Today's terrorists recruit using social media, communicate with encrypted messaging and, apparently, move money with bitcoin
It is a very 21st century activity. Today’s terrorists recruit via social media, they communicate by encrypted messaging and, at least according to one ethical hacker group, they move money using cryptocurrency.
IS and BTC
Ghost Security Group claims to have identified bitcoin addresses used by IS, stating that they have traced around $3 million in BTC.
Such news should be taken with a pinch of salt until confirmed, because this kind of thing makes for great headlines. As, for example, does the idea that IS use WhatsApp and games consoles like the PS4 for communication, because they both offer end-to-end encryption and are extremely difficult to trace. (It turns out that IS prefer other secure communication tools, and that PS4 doesn’t offer end-to-end encryption.)

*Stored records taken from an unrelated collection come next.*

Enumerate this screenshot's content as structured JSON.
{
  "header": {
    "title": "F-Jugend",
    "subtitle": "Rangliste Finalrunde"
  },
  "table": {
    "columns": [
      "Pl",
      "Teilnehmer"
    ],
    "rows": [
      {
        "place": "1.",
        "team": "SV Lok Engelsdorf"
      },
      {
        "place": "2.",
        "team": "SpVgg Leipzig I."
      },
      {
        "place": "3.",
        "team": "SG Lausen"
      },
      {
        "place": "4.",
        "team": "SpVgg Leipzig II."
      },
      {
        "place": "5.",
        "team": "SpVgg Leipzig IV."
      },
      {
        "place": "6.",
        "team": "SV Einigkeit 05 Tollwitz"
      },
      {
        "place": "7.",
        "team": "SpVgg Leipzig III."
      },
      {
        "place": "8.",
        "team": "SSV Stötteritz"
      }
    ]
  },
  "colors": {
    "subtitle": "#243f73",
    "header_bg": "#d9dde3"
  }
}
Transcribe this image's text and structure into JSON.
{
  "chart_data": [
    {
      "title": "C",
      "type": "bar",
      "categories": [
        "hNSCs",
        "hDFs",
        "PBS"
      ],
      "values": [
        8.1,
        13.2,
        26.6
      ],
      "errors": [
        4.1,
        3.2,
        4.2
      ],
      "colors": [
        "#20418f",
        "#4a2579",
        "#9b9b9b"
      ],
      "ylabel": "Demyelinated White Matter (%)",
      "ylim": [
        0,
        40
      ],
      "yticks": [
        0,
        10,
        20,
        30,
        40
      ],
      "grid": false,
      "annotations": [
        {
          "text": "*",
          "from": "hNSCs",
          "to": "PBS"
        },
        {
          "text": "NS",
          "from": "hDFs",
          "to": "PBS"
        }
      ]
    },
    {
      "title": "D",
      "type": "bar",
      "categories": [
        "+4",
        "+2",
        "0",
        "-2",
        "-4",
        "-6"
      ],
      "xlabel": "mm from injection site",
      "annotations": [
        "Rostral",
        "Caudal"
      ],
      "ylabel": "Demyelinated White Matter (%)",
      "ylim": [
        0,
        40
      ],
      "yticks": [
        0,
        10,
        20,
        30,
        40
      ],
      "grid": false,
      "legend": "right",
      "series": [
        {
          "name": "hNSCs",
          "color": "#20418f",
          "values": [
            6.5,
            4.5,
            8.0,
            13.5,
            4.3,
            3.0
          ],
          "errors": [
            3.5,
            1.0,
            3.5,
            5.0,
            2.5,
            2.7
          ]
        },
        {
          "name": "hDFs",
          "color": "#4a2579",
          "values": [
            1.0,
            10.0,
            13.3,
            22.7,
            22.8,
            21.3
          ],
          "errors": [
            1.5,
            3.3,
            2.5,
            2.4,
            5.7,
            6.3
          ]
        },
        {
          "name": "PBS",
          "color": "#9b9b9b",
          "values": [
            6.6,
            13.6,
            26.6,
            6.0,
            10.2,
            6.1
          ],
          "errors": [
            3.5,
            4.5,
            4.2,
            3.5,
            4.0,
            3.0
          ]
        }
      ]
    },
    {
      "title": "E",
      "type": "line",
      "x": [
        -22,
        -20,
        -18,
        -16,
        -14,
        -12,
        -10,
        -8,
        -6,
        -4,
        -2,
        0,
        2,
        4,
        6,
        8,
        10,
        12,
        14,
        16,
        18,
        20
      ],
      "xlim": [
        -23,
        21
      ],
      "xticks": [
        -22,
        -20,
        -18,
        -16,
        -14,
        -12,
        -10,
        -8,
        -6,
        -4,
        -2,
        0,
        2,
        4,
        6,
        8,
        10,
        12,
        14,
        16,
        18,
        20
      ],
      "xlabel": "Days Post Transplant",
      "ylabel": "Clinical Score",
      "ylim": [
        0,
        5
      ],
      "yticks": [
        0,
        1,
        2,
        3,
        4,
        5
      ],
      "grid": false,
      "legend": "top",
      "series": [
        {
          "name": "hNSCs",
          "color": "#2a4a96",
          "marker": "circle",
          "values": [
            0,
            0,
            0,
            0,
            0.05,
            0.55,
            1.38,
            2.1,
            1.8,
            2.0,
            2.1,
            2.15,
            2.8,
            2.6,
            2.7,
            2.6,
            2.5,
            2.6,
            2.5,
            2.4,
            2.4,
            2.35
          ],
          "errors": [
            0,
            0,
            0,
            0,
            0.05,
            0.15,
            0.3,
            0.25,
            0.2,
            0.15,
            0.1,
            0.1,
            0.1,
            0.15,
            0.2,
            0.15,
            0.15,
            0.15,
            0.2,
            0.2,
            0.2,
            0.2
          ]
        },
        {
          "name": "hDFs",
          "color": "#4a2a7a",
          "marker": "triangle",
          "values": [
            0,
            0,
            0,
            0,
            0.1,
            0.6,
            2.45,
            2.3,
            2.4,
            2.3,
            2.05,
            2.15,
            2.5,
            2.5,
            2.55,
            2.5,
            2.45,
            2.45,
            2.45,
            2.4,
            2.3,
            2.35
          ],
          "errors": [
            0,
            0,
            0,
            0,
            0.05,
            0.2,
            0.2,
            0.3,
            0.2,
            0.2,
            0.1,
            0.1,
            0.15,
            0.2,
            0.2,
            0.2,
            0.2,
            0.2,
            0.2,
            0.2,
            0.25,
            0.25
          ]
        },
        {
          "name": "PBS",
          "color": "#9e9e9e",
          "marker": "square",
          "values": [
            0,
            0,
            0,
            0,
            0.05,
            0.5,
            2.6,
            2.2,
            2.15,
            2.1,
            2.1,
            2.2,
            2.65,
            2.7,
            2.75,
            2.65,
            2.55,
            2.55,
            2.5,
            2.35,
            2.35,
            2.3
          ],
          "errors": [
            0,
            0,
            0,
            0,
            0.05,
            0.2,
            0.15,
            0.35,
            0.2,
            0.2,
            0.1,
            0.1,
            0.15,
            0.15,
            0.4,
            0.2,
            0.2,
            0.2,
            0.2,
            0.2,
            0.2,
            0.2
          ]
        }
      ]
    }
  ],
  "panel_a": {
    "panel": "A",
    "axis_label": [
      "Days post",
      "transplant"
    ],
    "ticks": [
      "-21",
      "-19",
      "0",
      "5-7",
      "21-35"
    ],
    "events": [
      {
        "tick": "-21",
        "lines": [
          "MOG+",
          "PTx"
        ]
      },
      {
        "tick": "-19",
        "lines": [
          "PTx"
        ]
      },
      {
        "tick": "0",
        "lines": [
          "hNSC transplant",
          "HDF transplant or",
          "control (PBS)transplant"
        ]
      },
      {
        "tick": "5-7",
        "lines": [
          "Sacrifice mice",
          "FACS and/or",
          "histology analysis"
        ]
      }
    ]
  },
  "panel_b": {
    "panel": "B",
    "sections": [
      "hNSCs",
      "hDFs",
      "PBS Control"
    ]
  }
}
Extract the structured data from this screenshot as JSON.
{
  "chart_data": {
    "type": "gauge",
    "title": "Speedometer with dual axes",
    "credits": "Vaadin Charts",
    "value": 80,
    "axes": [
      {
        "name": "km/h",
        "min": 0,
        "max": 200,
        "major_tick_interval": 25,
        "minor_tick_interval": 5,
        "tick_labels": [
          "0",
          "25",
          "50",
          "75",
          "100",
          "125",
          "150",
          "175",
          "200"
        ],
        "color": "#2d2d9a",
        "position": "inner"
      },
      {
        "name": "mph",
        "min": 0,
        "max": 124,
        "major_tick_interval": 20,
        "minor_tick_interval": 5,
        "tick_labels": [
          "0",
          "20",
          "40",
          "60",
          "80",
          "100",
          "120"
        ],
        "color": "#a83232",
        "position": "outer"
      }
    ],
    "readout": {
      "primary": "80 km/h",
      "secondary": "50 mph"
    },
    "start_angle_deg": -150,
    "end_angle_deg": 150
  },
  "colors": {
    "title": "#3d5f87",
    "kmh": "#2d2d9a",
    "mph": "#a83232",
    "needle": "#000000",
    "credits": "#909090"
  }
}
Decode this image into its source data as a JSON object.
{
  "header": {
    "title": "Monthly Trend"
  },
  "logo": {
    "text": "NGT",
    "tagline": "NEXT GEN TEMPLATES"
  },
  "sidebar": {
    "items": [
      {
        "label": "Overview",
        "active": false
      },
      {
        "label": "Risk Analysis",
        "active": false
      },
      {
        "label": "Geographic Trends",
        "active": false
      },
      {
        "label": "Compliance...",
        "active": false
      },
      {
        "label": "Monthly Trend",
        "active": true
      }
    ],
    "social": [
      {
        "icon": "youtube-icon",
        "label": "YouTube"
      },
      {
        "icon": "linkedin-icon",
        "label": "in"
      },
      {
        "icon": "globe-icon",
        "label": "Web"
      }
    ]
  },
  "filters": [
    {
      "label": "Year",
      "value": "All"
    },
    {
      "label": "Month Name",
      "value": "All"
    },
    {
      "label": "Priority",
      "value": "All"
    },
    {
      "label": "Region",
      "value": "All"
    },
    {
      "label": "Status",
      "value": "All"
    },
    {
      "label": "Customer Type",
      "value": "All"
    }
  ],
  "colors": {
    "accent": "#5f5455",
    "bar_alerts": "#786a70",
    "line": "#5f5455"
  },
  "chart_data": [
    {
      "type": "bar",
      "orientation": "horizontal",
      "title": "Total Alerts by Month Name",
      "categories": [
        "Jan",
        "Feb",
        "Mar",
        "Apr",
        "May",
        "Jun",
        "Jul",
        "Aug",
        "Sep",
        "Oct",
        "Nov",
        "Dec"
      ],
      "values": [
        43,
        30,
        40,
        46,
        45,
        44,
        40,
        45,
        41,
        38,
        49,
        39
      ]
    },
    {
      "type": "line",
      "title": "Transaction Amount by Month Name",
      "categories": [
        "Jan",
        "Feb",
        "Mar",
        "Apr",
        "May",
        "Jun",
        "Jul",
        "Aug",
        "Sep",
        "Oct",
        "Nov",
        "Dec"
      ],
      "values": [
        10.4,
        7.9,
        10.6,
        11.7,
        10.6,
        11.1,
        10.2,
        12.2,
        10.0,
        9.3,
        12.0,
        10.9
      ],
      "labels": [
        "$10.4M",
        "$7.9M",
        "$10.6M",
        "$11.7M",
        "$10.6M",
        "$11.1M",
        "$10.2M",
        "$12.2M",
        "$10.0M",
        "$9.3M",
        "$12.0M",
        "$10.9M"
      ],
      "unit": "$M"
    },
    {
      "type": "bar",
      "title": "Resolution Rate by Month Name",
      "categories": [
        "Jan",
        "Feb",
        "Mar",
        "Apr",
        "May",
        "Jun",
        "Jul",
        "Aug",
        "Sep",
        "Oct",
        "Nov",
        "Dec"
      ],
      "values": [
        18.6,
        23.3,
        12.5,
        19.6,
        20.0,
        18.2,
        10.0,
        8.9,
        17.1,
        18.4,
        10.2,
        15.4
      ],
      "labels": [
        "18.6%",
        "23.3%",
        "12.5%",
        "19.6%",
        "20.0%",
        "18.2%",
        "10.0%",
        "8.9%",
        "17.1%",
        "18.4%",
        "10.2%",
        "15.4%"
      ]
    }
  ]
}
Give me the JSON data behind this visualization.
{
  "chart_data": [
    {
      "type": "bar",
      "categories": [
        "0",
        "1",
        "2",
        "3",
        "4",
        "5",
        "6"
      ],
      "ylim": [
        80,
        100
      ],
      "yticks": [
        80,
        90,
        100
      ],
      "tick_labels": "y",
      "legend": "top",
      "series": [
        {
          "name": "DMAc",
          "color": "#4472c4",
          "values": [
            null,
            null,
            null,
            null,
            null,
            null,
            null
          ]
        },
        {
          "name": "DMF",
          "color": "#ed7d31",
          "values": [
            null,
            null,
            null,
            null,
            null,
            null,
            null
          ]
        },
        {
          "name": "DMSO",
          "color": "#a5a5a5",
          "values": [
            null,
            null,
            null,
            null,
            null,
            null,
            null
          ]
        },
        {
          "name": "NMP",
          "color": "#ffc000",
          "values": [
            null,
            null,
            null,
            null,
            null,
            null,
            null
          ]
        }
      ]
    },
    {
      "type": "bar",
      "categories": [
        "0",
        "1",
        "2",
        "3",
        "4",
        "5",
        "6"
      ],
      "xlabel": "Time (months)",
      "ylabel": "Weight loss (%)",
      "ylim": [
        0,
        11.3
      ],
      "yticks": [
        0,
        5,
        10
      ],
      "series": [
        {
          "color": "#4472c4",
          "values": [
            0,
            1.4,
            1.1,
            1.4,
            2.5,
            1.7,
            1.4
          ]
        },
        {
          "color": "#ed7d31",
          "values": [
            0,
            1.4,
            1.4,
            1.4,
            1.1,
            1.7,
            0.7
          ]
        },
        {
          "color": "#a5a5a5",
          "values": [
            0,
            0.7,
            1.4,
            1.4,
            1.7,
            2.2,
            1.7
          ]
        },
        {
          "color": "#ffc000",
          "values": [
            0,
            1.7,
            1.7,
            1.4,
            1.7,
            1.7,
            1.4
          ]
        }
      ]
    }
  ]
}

All the same, given that IS is quite happy to use cutting-edge tech for their communications and recruiting, it wouldn’t be at all surprising if they also used bitcoin to move money around.
Naturally this prompts a discussion about government clampdowns on end-to-end encryption and borderless currencies, which naturally miss the point. We are talking software here. It’s not a question - has never been a question - about whether such systems should be shut down. It’s about whether they can be. And that is a different matter.
As the Cypherpunks’ Manifesto reads, ‘We know that software can't be destroyed and that a widely dispersed system can't be shut down.’ That was written over 20 years ago, just as the rising web threatened the privacy of those who would use it - in other words, practically everyone. Whether or not you think privacy is such an important right that it should be granted to everyone - even if that makes it harder to track terrorists - is neither here nor there. It is too late. The software, the algorithms, the protocols exist. Information cannot be erased; knowledge cannot be unlearned.
We’re moving towards a model of communicating and sharing that no longer has to involve third parties as arbiters and gatekeepers. That carries dangers and well as advantages. Unfortunately, there are no silver bullets.